I decided about two weeks ago that I deserved an expensive lunch. I'm sure the decision to pamper myself had more to do with my serial viewing of "Julie & Julia" on HBO and a few extra dollars in my pocket than any real momentous accomplishment. Amy and Meryl just made French food look SO goooood, I had to get some myself. So I set up a reservation for Bistro la Bonne on U St., a new-ish place I had heard good things about.
I arrive for a late lunch, around 1 o'clock, and there is one other table there, an older couple finishing up some mussels. Although there was more staff than patrons at this point, it still felt cozy and crowded, the way most French bistros should (in my limited Parisian experience, anyway). Beer and food specials were written haphazardly on some chalkboards above the bar. There was paper on the tables, full flatware and glassware settings at each seat, weird music being pushed through speakers hung high on the ceiling, etc.
My water glass was filled as soon as I sat, which was a GREAT thing, considering I was sweating my ass off from the intense heat wave washing over the District. She handed me a menu, smiled, and walked away. THANK. YOU. I love unassuming and gentle service, and she was well on her way to getting a fat tip.
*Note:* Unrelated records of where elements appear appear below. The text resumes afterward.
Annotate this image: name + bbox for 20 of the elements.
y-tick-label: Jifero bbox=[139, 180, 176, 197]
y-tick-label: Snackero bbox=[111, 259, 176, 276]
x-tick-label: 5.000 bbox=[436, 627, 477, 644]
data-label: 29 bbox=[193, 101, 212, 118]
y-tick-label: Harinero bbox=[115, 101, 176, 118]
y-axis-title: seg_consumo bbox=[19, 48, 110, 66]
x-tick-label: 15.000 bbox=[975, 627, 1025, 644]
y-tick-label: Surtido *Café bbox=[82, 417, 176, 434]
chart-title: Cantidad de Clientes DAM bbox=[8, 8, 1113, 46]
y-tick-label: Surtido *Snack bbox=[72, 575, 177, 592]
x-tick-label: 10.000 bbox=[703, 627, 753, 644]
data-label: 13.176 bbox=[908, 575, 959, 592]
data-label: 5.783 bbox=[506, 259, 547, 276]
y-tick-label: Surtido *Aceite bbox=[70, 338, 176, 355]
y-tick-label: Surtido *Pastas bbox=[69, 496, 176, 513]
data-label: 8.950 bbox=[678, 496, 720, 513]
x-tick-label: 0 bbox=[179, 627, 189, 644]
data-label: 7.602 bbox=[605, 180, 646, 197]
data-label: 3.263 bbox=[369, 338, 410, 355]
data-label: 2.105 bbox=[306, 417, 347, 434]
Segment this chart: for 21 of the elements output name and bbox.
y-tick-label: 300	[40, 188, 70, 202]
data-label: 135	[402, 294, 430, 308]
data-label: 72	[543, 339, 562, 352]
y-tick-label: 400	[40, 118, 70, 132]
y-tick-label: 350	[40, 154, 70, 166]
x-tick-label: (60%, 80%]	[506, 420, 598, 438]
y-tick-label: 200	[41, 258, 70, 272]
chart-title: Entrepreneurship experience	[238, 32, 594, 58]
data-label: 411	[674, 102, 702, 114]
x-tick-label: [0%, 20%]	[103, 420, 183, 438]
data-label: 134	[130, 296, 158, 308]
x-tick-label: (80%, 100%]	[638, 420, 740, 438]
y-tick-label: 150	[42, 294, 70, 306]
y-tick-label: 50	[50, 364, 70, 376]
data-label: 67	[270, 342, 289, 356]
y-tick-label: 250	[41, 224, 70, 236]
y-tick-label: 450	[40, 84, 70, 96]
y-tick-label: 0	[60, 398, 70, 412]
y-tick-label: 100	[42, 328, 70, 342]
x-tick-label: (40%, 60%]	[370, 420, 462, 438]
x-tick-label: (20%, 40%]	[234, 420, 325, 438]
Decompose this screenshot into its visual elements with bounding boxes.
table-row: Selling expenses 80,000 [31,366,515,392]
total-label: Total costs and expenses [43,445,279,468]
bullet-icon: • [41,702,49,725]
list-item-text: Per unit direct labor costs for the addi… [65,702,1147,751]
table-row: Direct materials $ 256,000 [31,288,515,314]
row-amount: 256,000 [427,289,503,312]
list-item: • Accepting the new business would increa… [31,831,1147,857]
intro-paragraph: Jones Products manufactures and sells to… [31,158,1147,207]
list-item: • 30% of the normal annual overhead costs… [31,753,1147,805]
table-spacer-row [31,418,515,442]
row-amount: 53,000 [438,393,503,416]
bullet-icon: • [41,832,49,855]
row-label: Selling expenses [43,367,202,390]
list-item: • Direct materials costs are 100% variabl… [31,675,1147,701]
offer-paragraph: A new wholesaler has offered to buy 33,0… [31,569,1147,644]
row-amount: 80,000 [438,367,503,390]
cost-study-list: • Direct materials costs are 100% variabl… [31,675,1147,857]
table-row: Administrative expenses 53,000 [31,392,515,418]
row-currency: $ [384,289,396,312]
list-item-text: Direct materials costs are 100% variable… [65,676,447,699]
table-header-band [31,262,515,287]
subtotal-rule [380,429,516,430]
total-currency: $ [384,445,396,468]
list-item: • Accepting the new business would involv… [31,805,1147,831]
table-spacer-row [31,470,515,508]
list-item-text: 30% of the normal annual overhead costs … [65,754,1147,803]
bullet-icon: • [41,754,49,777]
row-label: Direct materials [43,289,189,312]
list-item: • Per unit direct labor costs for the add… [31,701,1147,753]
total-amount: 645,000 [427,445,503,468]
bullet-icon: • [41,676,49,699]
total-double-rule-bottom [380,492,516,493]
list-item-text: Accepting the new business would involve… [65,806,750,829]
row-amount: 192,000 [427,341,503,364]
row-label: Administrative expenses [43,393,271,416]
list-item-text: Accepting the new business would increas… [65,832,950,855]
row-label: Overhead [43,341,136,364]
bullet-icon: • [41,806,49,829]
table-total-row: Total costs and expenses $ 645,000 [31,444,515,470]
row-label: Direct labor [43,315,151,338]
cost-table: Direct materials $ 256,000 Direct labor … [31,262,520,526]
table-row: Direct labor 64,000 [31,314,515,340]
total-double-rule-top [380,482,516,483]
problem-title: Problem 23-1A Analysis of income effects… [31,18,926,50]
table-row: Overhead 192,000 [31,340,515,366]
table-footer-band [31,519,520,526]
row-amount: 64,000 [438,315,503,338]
Of course, I had already decided on one or two things from the menu, as is my M.O. Appetizer would have to be the soupe a l'oignon gratinee, one of my favorite uber-involved soups of all time (that's French onion soup, bee-tee-dubs). It came out in an immense crock, overflowing with molten swiss and gruyere cheeses smothering a few thick croutons. It was flavorful but not overpowering, filled with onions and even more cheese, and I had a hard time choking down the entire thing. The CHEESE, my god, all the cheese! A tad overkill for French cuisine if you ask me. It was almost like I had asked McDonald's to supersize it for me. Phew.
I could not decide what I wanted for my main entree; it was a toss-up between the short ribs (Travers de Boeuf puree de Pomme de Terre au Fromage) at $24 a plate, or the beef medallions with asparagus and shrimp risotto (Medallion de boeuf servi avec un risotto aux asperges et crevettes) for $22. I asked my server, and she convinced me to go fir the short ribs, at it is a more authentic French dish and not a more typical plate. I agreedto her upsell (I don't hate, I would have done the same thing), and I waited for my short ribs.
This was my first experience with short ribs. Every time I have tried to order them from a menu before, they were all out for the night, or something else like lamb or rabbit would entice me more than the shorties. So when my dish came out in a bowl, I was taken aback. Not in a bad way, I just expected, well, ribs. On a plate. With potato puree and some roasted veggies on a side, and some sauce poured over the meat. Not so with those slick little Frenchies. It was like a stew, with potato on the bottom, and a hunk of bone-in short ribs plopped in the middle of it all, and then surrounded by pearl onions, button mushrooms (gross, I actually ate one thinking it was an onion), and chunks of carrots that swam in this awesomely rich, dark wine sauce that I would have drank through a straw if I was having Secret Shame Night at home.
After the soup experience I went through just 10 minute earlier, I had a hard time getting through this dish, and when I asked if I could take it home, I was greeted with a smile, a nod, and not one hint of French pretension. Love love love. She packaged it up for me, asked if I would like coffee or dessert (I'm pretty sure I actually guffawed at this poor girl. Literally snorted a laugh at her, as I said I would just take the check, thanks). The whole thing ran me $40 with a fat tip as I had mentioned earlier. I would have tried to recruit this chick for my own restaurant if I had one. Her service was perfect.
I stuck around and tried to digest the lumps of cheese and meat I had engorged on as I read my book.
I guess the fact that I don't really eat French food often may have something to do with my surprise at its presentation. I always assumed it was lighter than what I got, but there must be some sect of their cuisine that takes after American's sentiment to eat until they're full, then eat some more. Either way, the food was great, I had enough left over for a great little dinner, the service was absolutely fantastic, and although it was pretty expensive, I knew what I was getting myself into, and it was proportional to what I walked away with. Bostro la Bonne, you get 3.5 NOMS!